Point triangulation solving

karfly / learnable-triangulation-pytorch

This repository is an official PyTorch implementation of the paper "Learnable Triangulation of Human Pose" (ICCV 2019, oral). Proposed method archives state-of-the-art results in multi-view 3D human pose estimation!

MIT License

1.1k stars 181 forks source link

Point triangulation solving #108

Open nisace opened 4 years ago

nisace commented 4 years ago

Hi all,

I'm trying to use the triangulation method on my own dataset but I struggle to understand how can the third component of the 2D homogeneous keypoints be ignored.

The triangulation problem aims to solve the equation AX=0 where A is constructed from the known projection matrices P and the image coordinates of the 2D keypoints x.
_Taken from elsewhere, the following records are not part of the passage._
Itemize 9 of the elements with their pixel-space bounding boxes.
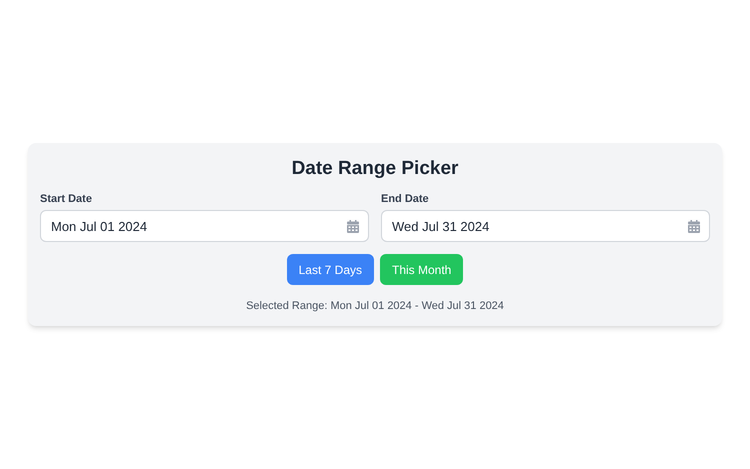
selected-range-text: Selected Range: Mon Jul 01 2024 - Wed Jul 31 2024 (245, 299, 505, 314)
preset-button[interactable]: Last 7 Days (286, 254, 374, 285)
field-label: End Date (381, 192, 430, 207)
date-field[interactable]: Mon Jul 01 2024 (40, 210, 369, 242)
calendar-icon (347, 220, 359, 233)
date-field[interactable]: Wed Jul 31 2024 (381, 210, 710, 242)
card-title: Date Range Picker (290, 157, 460, 181)
calendar-icon (688, 220, 700, 233)
field-label: Start Date (40, 192, 93, 207)
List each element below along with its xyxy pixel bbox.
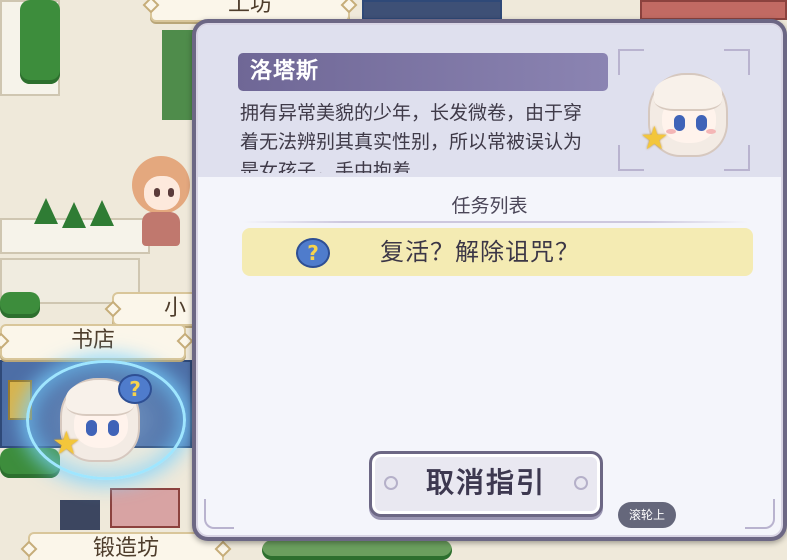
character-portrait: ★ bbox=[618, 49, 750, 171]
dialog-panel: 洛塔斯 拥有异常美貌的少年，长发微卷，由于穿着无法辨别其真实性别，所以常被误认为… bbox=[196, 23, 783, 537]
forge-roof bbox=[60, 500, 100, 530]
npc-eye bbox=[154, 188, 160, 197]
tree bbox=[90, 200, 114, 226]
map-label-small[interactable]: 小 bbox=[112, 292, 202, 326]
character-chibi: ★ bbox=[640, 67, 736, 167]
portrait-frame-corner bbox=[618, 49, 644, 75]
character-description[interactable]: 拥有异常美貌的少年，长发微卷，由于穿着无法辨别其真实性别，所以常被误认为是女孩子… bbox=[240, 99, 595, 173]
character-info-card: 洛塔斯 拥有异常美貌的少年，长发微卷，由于穿着无法辨别其真实性别，所以常被误认为… bbox=[198, 25, 781, 177]
star-icon: ★ bbox=[52, 424, 81, 462]
character-name: 洛塔斯 bbox=[238, 53, 608, 91]
corner-ornament bbox=[745, 499, 775, 529]
chibi-bangs bbox=[654, 75, 722, 111]
avatar-eye bbox=[108, 420, 119, 436]
cancel-guide-label: 取消指引 bbox=[425, 466, 546, 499]
question-bubble-icon: ? bbox=[118, 374, 152, 404]
scroll-hint-toast: 滚轮上 bbox=[618, 502, 676, 528]
map-label-bookstore[interactable]: 书店 bbox=[0, 324, 186, 360]
button-ornament bbox=[574, 476, 588, 490]
npc-girl[interactable] bbox=[130, 156, 192, 248]
map-label-text: 工坊 bbox=[227, 0, 272, 17]
chibi-eye bbox=[696, 115, 707, 131]
chibi-blush bbox=[706, 129, 716, 134]
corner-ornament bbox=[204, 499, 234, 529]
avatar-eye bbox=[86, 420, 97, 436]
npc-dialog: 洛塔斯 拥有异常美貌的少年，长发微卷，由于穿着无法辨别其真实性别，所以常被误认为… bbox=[192, 19, 787, 541]
map-label-forge[interactable]: 锻造坊 bbox=[28, 532, 224, 560]
hedge bbox=[262, 540, 452, 560]
tree bbox=[62, 202, 86, 228]
question-bubble-icon: ? bbox=[296, 238, 330, 268]
button-ornament bbox=[384, 476, 398, 490]
map-label-text: 书店 bbox=[70, 328, 115, 353]
forge-roof bbox=[110, 488, 180, 528]
npc-body bbox=[142, 212, 180, 246]
npc-face bbox=[144, 176, 180, 210]
map-label-text: 小 bbox=[163, 296, 186, 321]
npc-eye bbox=[168, 188, 174, 197]
tree bbox=[34, 198, 58, 224]
blue-roof bbox=[362, 0, 502, 20]
title-divider bbox=[243, 221, 748, 223]
star-icon: ★ bbox=[640, 119, 669, 157]
hedge bbox=[0, 292, 40, 318]
cancel-guide-button[interactable]: 取消指引 bbox=[369, 451, 603, 517]
map-label-text: 锻造坊 bbox=[92, 536, 159, 560]
hedge bbox=[20, 0, 60, 84]
quest-item[interactable]: ? 复活？解除诅咒？ bbox=[242, 228, 753, 276]
hedge bbox=[162, 30, 194, 120]
task-list-title: 任务列表 bbox=[451, 195, 528, 217]
chibi-eye bbox=[674, 115, 685, 131]
red-roof bbox=[640, 0, 787, 20]
quest-label: 复活？解除诅咒？ bbox=[380, 238, 580, 266]
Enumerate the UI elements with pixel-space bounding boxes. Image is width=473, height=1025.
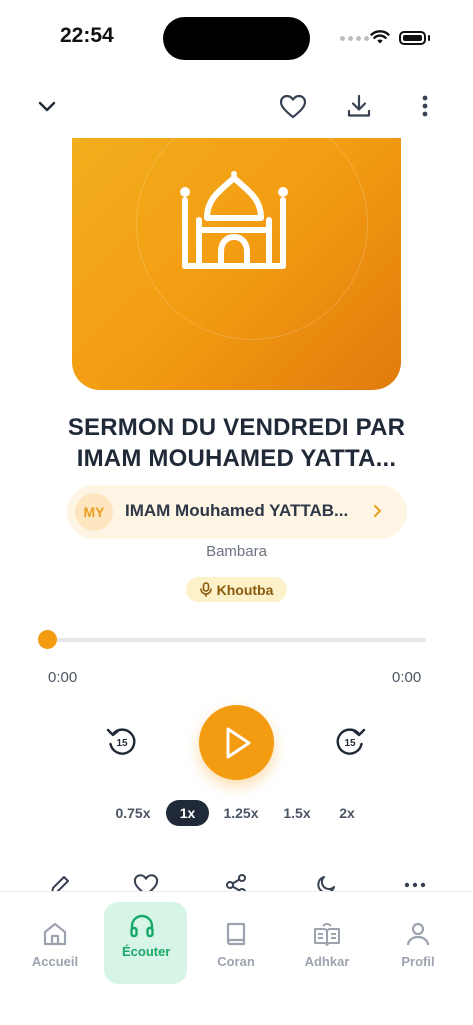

The matrix A is constructed from the fact that we want X such that x ^ PX = 0 for ^ denotes the cross product between two vectors.

As far as I understand, x=[u, v, w] where u and v are the image coordinates of the 2D keypoints but I don't understand how to get the value of w.

From the code, I understand that w is assumed to be equal to 1 but in that case, u and v are only known up to a factor from the 2D keypoints, is that correct? Is so, how can I consider w as an additional unknown and solve for it alongside with the 3D keypoint coordinates?

Thanks

karfly commented 4 years ago

Hi, @nisace! Thank you for thoughtful question.

You're completely right, except that X=[u, v, w] (3-dim vector). Actually it's a 4-dim vector X=[x, y, z, w] (or 3D homogenous vector).

You can refer to this function for more details about algebraic triangulation.

nisace commented 4 years ago

Thanks @karfly for your answer.

I agree that X=[x, y, z, w] is the solution of AX=0 and that we can get the 3D point coordinates as [x/w, y/w, z/w].

My question is about the 2D keypoint coordinates x (or the points argument of the function). These coordinates are of dimension 3 [u, v, w]. However, the function takes points of shape (n ,2) because it assumes that xcan be built from the image coordinates u and v and assumes that w=1.

It's the w=1 that I don't understand. Where does this assumption come from?

Thanks again for your quick response.

karfly commented 4 years ago

The homogeneous scale factor is eliminated by a cross product. (from "Multiple view geometry in computer vision", Richard Hartley and Andrew Zisserman, 12.2, p. 312).

nisace commented 4 years ago

Yes I saw that but the question then is: why would the pixel coordinates of the 2D keypoints on the images correspond to a w value of 1?

I made an experiment where I simulate multiple images by projecting a 3D point with different matrices which gives me a set of "2D" points of dimension 3. Then I give the matrices and the 2D points as input to your function to see if I can reconstructed the 3D point.

If I understand correctly, the first two components of the vector given by the projection are the pixel coordinates. The third component can be ignored (see https://www.khronos.org/registry/OpenGL-Refpages/gl2.1/xhtml/gluProject.xml). Thus I thought your function would expect the first two components as inputs. However the result is wrong if I do so.

I need to divide the first two components of the 2D points by the third component in order to get the correct result.

nisace commented 4 years ago

@karfly your help would be much appreciated if possible. Thanks in advance !

karfly commented 4 years ago

Let's look at the equation x = PX. Here X is a 3D homogenous X=[x,y,z,1]. Element P[-1][-1] always equals to 1 => the last component of x is always 1 (x=[u,v,w]=[u,v,1]).

If you want to use some w not equal to 1 in the triangulation method above, then you should also change the w in 3D point X.

nisace commented 4 years ago

Why is P[-1][-1] equal to 1? I understand that P is constructed as follows (from http://ksimek.github.io/2013/08/13/intrinsic/) and your code seems to follow this convention.

And even P[-1][-1] = 1 does not imply w = 1, we need the P[-1] = [0, 0, 0, 1] for that.

Or maybe you have some assumptions on the matrix [ R | t ]?

Thanks

T-Rex9000 commented 4 years ago

@karfly Hi! I just read this issue and I admit I don't understand why would P[-1][-1] be 1 and why would the last component of x be 1 in this case without any other assumption. Thanks!